Bad astronomy = bad statistics?

In summary: Bayesian analysis that Brown and Batygin did in their paper actually seems to disprove the existence of Planet Nine...)Overall, the article is good, but there is a problem with one part that Mike Brown and Konstantin Batygin have published. They have shown that the alignments are not from any observation bias, and in fact the chance of the alignments being a coincidence is just 0.2%. This means that the alignment is more likely to be caused by Planet Nine.
  • #1
Vanadium 50
Staff Emeritus
Science Advisor
Education Advisor
2023 Award
33,223
19,700
Phil Plait, creator of Bad Astronomy, has an article on Planet 9. Overall, it's pretty good, but there was one part that got my hackles up:

https://twitter.com/plutokiller/status/1087495838379651072
Mike Brown and Konstantin Batygin (who have been the leading force behind the idea of Planet Nine being out there) have published a paper showing that the alignments are not from any observation bias, and in fact the chance of the alignments being a coincidence is just 0.2%... or, to make it more clear, the chance of the alignments being real is 99.8%.

It may be more clear, but at a cost of being more wrong.
 
  • Like
Likes StatGuy2000, jim mcnamara and russ_watters
Astronomy news on Phys.org
  • #2
Indeed, that is a typical misrepresentation of frequentist statements as Bayesian ones. The correct statement would be that if there is no Planet Nine, then the alignment would be smaller in 99.8% of the cases, which is not the same as saying that there is a 99.8% probability of the alignment being caused by something like Planet Nine. Very bad statistics indeed.
 
  • Like
Likes StatGuy2000, StoneTemplePython and jim mcnamara
  • #3
It should be pointed out that this statement is not in the preprint by Brown and Batygin.
 
  • #4
Even as a frequentist, the statement is untrue. A frequentist would say that under the null hypothesis, the probability of getting a result at least this discrepant is 1/500. That does not say anything whatever about a particular alternative hypothesis.
 
  • #5
Vanadium 50 said:
Even as a frequentist, the statement is untrue. A frequentist would say that under the null hypothesis, the probability of getting a result at least this discrepant is 1/500. That does not say anything whatever about a particular alternative hypothesis.
This was kind of my point. The 0.2% is a frequentist statement about how unlikely the data is given the null hypothesis. The 99.8% statement is a Bayesian statement about the likelihood of the null hypothesis being false (for which you need additional information about all alternative hypotheses and their likelihood). The only 99.8% statement that can be made based on the statements in the paper is that the null hypothesis would produce a less extreme alignment in 99.8% of the cases.
 
  • #6
Good points, the situation is similar to the question of whether someone who has just won a lottery can logically conclude it is vastly unlikely that they won by random chance. Of course everyone else can easily conclude that (just as any alien could conclude our solar system orbits are the way they are out of pure stochastic chance if they observe 500 others like ours but without that behavior), but what about the person who won? If they only ever bought 100 lottery tickets in their life, and they have a 1 in a million chance each time, the chance they would have won by random chance is only 0.01%. So using the questionable logic, they should conclude there is a 99.99% chance that they won for some kind of reason other than random chance.

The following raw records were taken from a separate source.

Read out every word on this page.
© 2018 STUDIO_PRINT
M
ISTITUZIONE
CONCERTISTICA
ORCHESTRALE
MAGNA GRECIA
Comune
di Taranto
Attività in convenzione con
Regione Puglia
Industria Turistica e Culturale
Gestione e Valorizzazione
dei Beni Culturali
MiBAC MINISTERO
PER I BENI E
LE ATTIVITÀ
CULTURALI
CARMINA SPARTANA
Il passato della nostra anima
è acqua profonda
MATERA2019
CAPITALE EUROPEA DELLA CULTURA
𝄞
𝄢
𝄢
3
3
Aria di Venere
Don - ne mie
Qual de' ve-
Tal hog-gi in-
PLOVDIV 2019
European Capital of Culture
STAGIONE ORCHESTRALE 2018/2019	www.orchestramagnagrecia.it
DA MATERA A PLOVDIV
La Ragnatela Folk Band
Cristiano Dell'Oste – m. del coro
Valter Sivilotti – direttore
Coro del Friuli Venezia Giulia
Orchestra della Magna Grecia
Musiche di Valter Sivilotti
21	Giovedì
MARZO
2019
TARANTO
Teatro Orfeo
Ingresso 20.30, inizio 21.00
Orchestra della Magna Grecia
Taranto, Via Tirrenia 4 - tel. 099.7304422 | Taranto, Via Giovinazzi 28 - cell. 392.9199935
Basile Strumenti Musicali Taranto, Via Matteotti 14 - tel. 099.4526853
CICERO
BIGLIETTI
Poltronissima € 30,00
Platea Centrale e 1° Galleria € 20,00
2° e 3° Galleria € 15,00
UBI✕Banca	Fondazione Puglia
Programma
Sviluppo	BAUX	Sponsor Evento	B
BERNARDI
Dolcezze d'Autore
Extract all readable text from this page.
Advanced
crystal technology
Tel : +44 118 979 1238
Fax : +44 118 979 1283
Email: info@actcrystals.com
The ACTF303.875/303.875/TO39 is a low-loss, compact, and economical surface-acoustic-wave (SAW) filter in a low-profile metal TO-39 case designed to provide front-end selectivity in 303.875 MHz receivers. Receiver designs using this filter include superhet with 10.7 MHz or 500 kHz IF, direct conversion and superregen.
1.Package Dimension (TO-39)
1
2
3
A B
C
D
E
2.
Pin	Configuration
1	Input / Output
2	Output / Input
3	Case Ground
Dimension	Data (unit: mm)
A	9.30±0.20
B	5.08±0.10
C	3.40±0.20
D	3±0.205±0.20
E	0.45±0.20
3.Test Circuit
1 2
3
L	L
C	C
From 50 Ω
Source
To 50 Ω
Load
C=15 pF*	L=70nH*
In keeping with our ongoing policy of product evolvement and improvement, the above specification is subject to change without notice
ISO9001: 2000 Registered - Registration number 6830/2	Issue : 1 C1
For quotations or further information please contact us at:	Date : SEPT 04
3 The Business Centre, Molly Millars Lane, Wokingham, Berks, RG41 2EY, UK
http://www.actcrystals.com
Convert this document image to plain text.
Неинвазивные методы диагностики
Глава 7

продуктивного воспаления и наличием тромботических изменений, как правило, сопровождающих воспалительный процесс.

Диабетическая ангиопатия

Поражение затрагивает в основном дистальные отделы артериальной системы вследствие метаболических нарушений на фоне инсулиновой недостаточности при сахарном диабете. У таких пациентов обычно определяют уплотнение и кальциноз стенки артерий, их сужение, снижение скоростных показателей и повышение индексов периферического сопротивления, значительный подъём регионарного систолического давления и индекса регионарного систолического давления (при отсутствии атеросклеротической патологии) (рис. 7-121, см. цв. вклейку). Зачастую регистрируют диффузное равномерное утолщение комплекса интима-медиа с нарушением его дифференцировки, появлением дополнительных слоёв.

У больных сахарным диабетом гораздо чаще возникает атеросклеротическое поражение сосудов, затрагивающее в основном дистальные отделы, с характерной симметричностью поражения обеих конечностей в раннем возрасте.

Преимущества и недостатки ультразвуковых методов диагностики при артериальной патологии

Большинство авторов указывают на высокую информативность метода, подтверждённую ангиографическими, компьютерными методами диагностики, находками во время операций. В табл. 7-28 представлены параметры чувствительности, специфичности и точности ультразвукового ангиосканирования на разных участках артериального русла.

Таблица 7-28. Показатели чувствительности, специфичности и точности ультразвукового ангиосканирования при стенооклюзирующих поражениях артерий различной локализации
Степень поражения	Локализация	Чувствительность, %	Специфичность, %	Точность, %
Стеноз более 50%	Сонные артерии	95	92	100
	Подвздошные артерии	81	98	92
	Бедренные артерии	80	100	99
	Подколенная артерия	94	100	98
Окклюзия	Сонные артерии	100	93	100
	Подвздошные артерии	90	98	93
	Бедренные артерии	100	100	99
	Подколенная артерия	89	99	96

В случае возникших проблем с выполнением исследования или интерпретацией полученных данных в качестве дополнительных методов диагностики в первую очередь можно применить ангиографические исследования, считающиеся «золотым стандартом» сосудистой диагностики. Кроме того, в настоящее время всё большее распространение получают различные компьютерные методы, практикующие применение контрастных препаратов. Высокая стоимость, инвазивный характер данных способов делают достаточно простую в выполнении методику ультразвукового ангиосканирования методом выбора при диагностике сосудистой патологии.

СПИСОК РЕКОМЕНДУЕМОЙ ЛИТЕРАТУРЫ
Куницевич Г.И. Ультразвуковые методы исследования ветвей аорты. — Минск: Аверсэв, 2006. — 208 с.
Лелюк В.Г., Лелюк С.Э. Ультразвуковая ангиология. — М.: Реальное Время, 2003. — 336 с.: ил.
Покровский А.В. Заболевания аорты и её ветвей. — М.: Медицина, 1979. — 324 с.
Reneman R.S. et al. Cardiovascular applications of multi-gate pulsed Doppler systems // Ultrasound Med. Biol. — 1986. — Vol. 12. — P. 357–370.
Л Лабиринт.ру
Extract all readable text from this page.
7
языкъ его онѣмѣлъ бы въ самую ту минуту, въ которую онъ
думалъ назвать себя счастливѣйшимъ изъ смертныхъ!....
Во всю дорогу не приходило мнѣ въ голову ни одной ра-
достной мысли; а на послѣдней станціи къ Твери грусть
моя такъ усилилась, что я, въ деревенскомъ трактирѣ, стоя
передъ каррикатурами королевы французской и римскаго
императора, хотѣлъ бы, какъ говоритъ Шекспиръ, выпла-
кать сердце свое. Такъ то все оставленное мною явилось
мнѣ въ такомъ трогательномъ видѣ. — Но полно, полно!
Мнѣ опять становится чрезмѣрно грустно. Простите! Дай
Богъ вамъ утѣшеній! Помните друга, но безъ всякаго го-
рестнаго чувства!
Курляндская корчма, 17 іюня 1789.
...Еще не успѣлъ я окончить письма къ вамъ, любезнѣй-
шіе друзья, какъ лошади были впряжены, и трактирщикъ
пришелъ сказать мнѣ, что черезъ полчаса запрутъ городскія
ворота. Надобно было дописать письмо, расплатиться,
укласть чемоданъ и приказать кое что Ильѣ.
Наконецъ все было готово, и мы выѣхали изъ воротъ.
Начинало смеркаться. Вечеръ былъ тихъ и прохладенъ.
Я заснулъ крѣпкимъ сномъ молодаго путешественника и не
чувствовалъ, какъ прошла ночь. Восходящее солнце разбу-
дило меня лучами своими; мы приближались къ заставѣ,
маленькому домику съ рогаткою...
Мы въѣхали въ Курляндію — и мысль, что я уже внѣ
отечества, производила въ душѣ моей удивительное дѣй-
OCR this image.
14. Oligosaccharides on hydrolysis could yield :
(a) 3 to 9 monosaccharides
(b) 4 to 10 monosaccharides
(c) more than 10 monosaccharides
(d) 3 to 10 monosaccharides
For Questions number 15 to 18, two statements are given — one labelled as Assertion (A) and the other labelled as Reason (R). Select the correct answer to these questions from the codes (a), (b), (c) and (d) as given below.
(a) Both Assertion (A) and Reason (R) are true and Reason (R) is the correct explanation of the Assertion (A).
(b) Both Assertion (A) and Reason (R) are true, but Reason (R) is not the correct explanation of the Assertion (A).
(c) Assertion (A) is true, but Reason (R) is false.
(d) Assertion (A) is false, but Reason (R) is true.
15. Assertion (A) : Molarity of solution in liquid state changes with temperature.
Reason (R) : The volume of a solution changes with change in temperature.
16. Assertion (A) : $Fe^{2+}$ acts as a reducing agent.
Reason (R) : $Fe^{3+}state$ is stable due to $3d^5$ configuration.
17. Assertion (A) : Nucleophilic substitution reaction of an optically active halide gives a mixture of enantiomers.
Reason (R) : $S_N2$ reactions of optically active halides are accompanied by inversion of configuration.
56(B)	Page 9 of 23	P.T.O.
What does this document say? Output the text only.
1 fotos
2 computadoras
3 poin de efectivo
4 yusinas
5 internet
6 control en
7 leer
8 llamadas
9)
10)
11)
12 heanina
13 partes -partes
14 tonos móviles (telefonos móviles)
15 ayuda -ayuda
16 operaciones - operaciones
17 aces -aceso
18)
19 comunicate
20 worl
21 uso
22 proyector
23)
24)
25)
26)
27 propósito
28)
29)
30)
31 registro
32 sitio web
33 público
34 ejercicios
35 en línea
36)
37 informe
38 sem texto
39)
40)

Now, interestingly, it is possible that they could conclude they won for some kind of reason, but only if they think it is not extremely unlikely that seemingly random events actually happen for reasons. So that's the Bayesian element-- we cannot say they either are, or are not, justified in imagining some higher cause if they win a lottery-- it depends on how reasonable they think, a priori, it is to attribute cause to seemingly random events. (For example, maybe they bought the ticket because they had a feeling that they would win this time, so the issue becomes how willing are they to believe that feelings like that are meaningful.) In the case of planet 9, the entire argument is predicated on the idea that it would not be surprising if there was a planet 9, and it would not be surprising if such a planet could exist in a parameter space where it could have the desired effect. If we instead think that is quite unlikely, or if we search for a long time and don't see what we think we should see, then we reassess the likelihood of the planet-- without any change in the 0.2% figure from Plait's argument. The 99.8% figure seems more like an upper limit on the likelihood of the planet, and we only approach that figure if we already expected such a planet to be there.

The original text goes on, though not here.